The Ideal Student

Since starting University just over a year ago, I’ve spent quite some time considering what exactly it means to be a ‘student’.  In the eyes of the employed we’re the scruffily-clad, inherently lazy but vaguely intelligent hordes shuffling across the city every day.  To our lecturers we’re a herd of loyal, albeit sleepy, listeners.  And to each other we’re just ourselves – happily plodding through our degrees in a haze of books, bobble hats, baked beans and booze.

So the ideal student aesthetic isn’t hard to conjure up.  Looking around my lecture theatre the other day though, something hit me: we are all kind of the same.  And by that I don’t mean the continuity of slightly bored expressions, or the matching jumpers adorning so much of the Roger Stevens congregation.  Jokes aside, the student stereotype is stronger than ever: the well-spoken, class-restricted bubble of student-hood seems to be thickening, and I’m beginning to wonder if the typical student caricature is as desirable as we think.

There has always been a kind of rough-and-ready attractiveness to being one of the student masses.  In my years at school I remember typical Uni anecdotes from my older sisters and friends.  I revelled in the grossness of meals that consisted of only carbohydrates, and tales of hanging milk outside the window in the winter.  Broken heating, illicit substances and all-nighters (even when they were in the library…) – it seemed such an exotic freedom from my A Level exam revision desk – a world I was yet to be part of.
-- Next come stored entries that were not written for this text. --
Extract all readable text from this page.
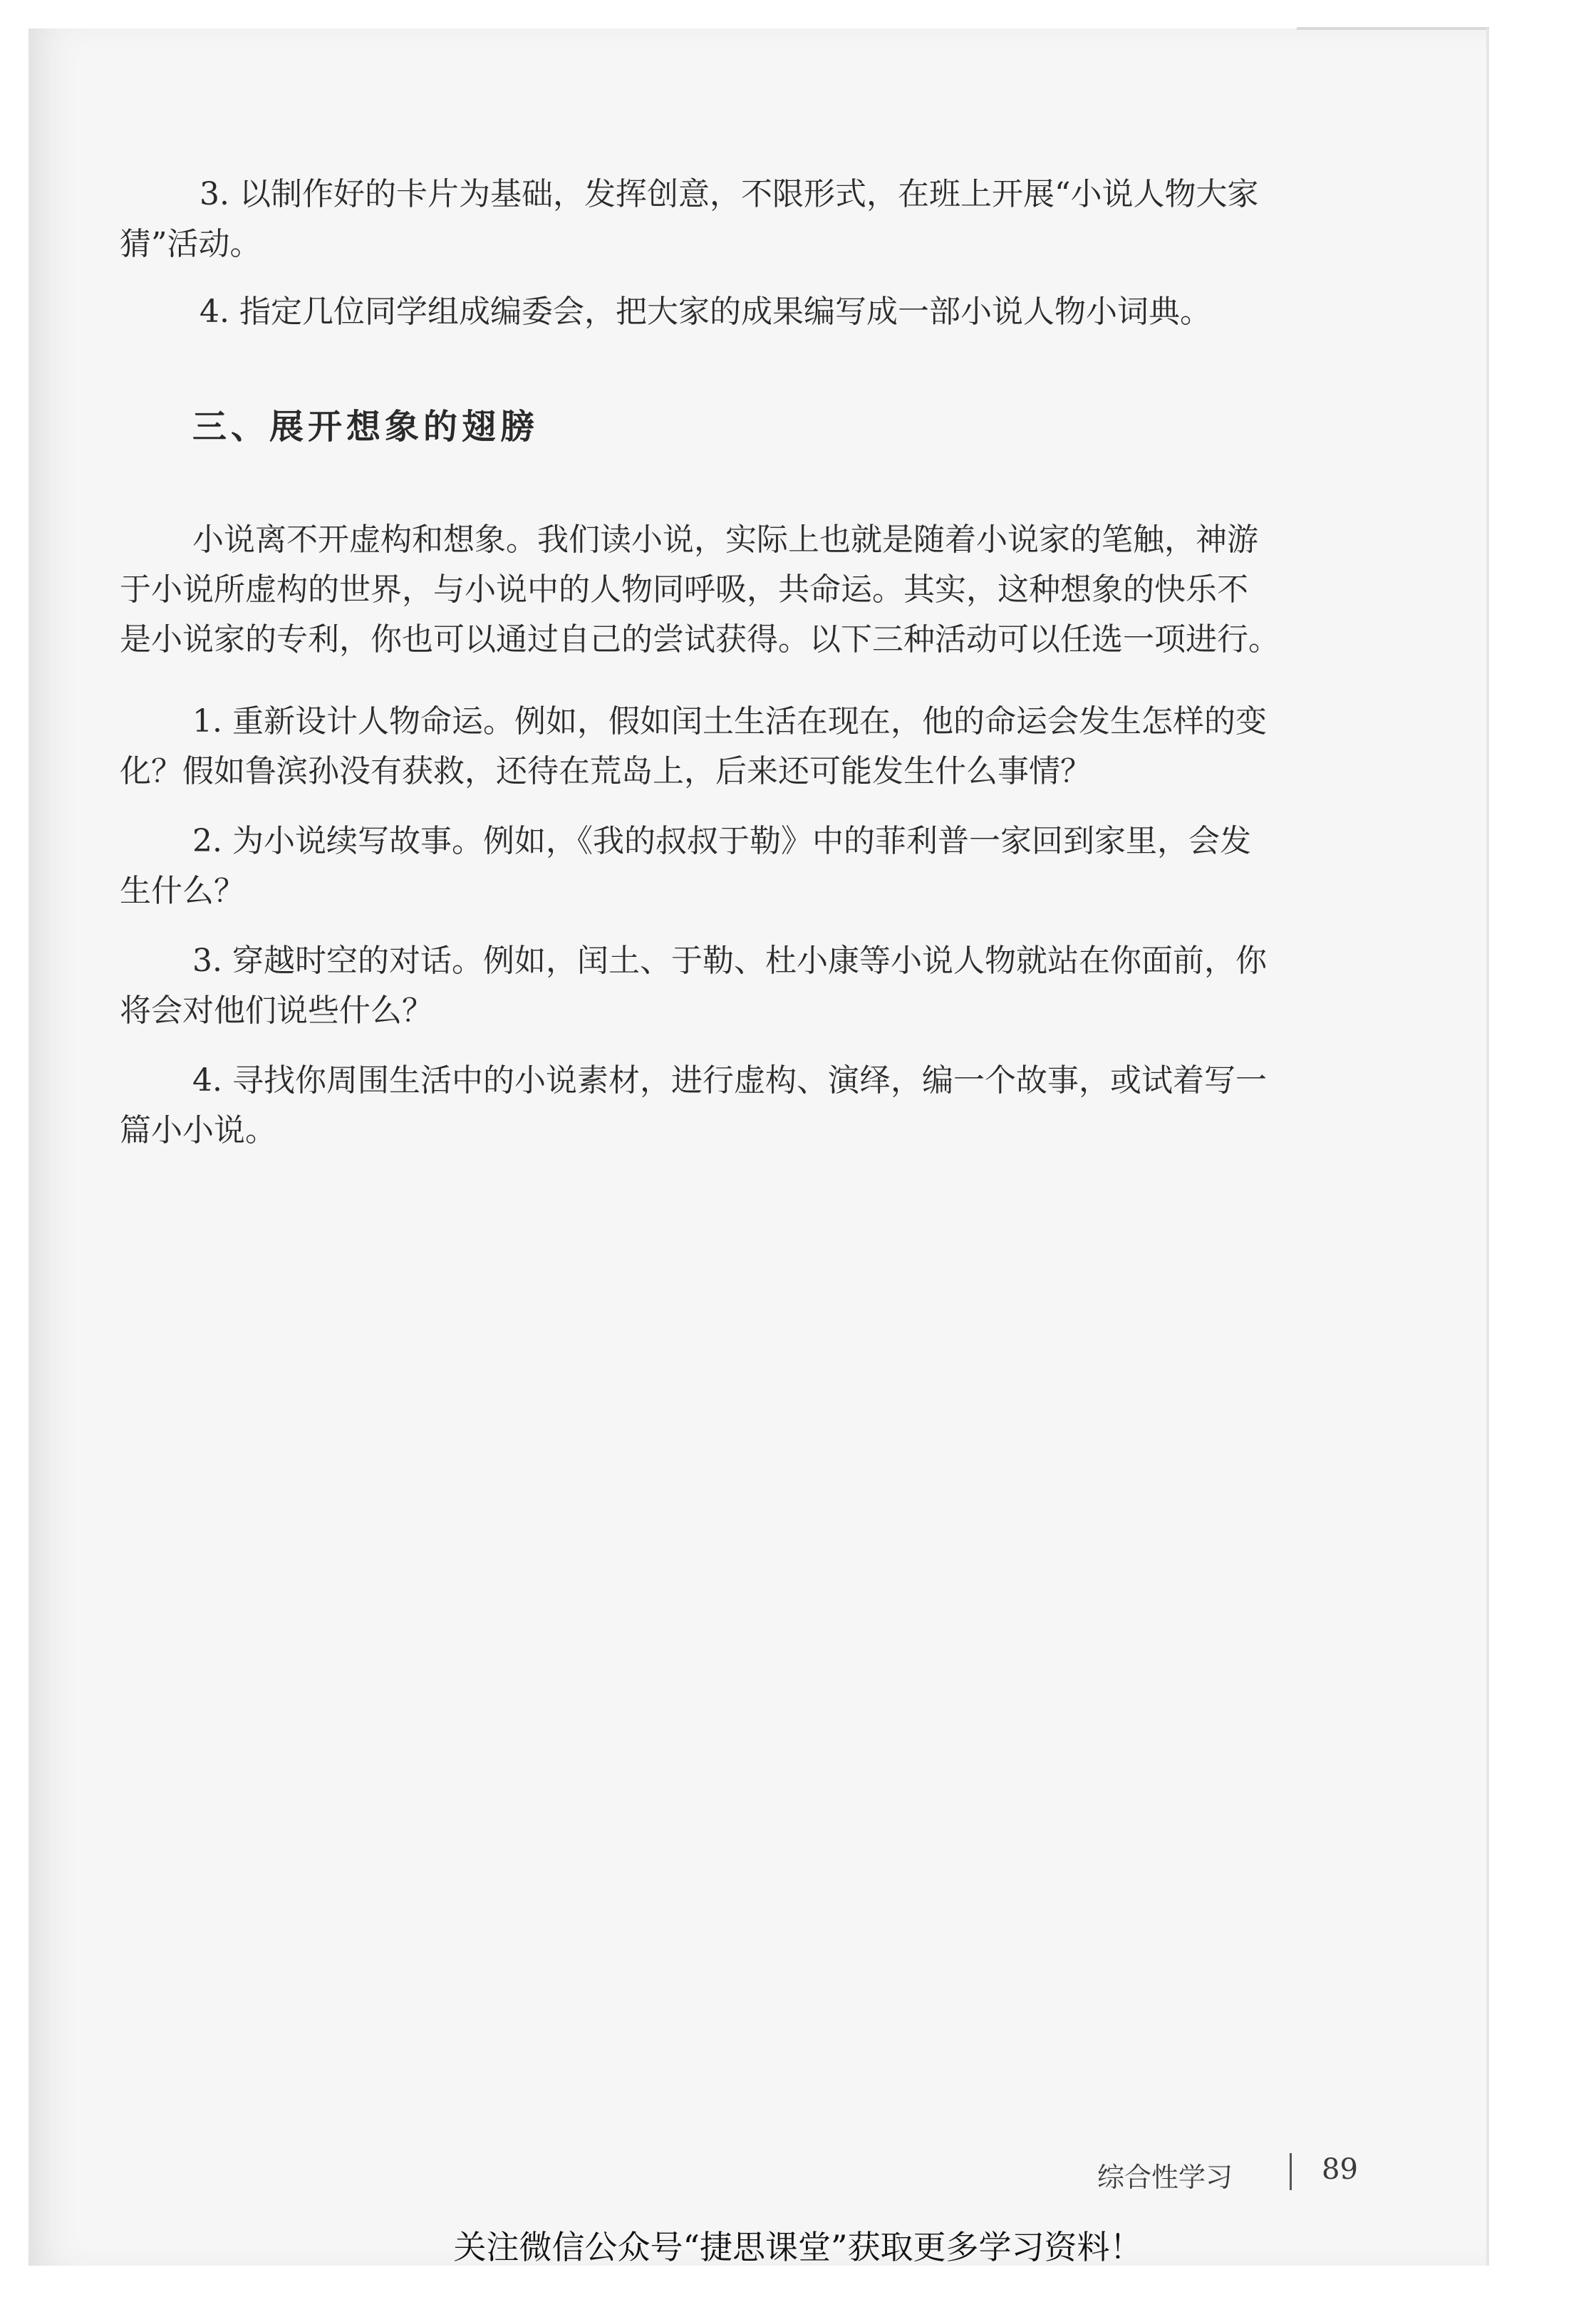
3. 以制作好的卡片为基础，发挥创意，不限形式，在班上开展“小说人物大家

猜”活动。

4. 指定几位同学组成编委会，把大家的成果编写成一部小说人物小词典。

三、展开想象的翅膀

小说离不开虚构和想象。我们读小说，实际上也就是随着小说家的笔触，神游

于小说所虚构的世界，与小说中的人物同呼吸，共命运。其实，这种想象的快乐不

是小说家的专利，你也可以通过自己的尝试获得。以下三种活动可以任选一项进行。

1. 重新设计人物命运。例如，假如闰土生活在现在，他的命运会发生怎样的变

化？假如鲁滨孙没有获救，还待在荒岛上，后来还可能发生什么事情？

2. 为小说续写故事。例如，《我的叔叔于勒》中的菲利普一家回到家里，会发

生什么？

3. 穿越时空的对话。例如，闰土、于勒、杜小康等小说人物就站在你面前，你

将会对他们说些什么？

4. 寻找你周围生活中的小说素材，进行虚构、演绎，编一个故事，或试着写一

篇小小说。

综合性学习	89
关注微信公众号“捷思课堂”获取更多学习资料！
So is being the typical student something to be proud of?  Sometimes it seems that our human obsession with finding an identity takes over to the point that we all jump in one box and end up the same.  I’m not saying that we’ve all become some tribe of Dr Who-esque clones, but I think that it’s all too easy for us to get carried away with ourselves as a force outside of the rest of society.  The truth is we’re not like aliens at all.  Student life isn’t the be-all and end-all: it may be the ‘best years of our life’ but that doesn’t mean we should forget about the world outside of Tuesday night parties.
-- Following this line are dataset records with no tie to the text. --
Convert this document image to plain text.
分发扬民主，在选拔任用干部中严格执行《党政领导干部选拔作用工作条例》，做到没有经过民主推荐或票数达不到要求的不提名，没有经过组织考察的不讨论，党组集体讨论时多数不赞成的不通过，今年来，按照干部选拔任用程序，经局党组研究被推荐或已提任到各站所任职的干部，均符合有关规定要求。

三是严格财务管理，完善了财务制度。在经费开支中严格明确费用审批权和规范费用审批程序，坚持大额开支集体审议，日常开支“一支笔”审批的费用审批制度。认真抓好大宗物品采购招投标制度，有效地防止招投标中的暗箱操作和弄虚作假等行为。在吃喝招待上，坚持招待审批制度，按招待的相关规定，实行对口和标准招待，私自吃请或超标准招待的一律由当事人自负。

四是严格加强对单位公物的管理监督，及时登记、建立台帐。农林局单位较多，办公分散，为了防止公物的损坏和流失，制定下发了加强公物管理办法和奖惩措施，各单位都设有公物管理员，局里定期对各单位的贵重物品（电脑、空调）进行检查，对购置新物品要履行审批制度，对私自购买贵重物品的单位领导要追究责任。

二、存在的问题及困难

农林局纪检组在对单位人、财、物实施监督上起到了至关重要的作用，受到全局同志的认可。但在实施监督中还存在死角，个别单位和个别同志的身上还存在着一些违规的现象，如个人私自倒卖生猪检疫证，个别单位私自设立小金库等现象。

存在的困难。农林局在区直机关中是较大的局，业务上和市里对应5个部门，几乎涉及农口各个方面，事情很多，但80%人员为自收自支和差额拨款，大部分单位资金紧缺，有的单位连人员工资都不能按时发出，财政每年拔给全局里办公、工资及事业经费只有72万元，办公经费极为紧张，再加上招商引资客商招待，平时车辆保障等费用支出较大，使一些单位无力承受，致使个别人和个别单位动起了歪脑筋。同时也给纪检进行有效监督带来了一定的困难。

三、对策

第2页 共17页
Being a student I’ve met some of the friendliest, most laid back people I know, and that’s probably why we stick together so much: having weird timetables and oddly shifting sleeping patterns makes it hard to mingle with the normal world.  It would be nice though to forget about the word ‘student’ for a bit.  I know I won’t be the only one who avoids Call Lane on a Saturday because of all the ‘normal folk’ who actually work during the week, but when it comes to being more diverse within our own student-ified bubble, I think we have a long way to go.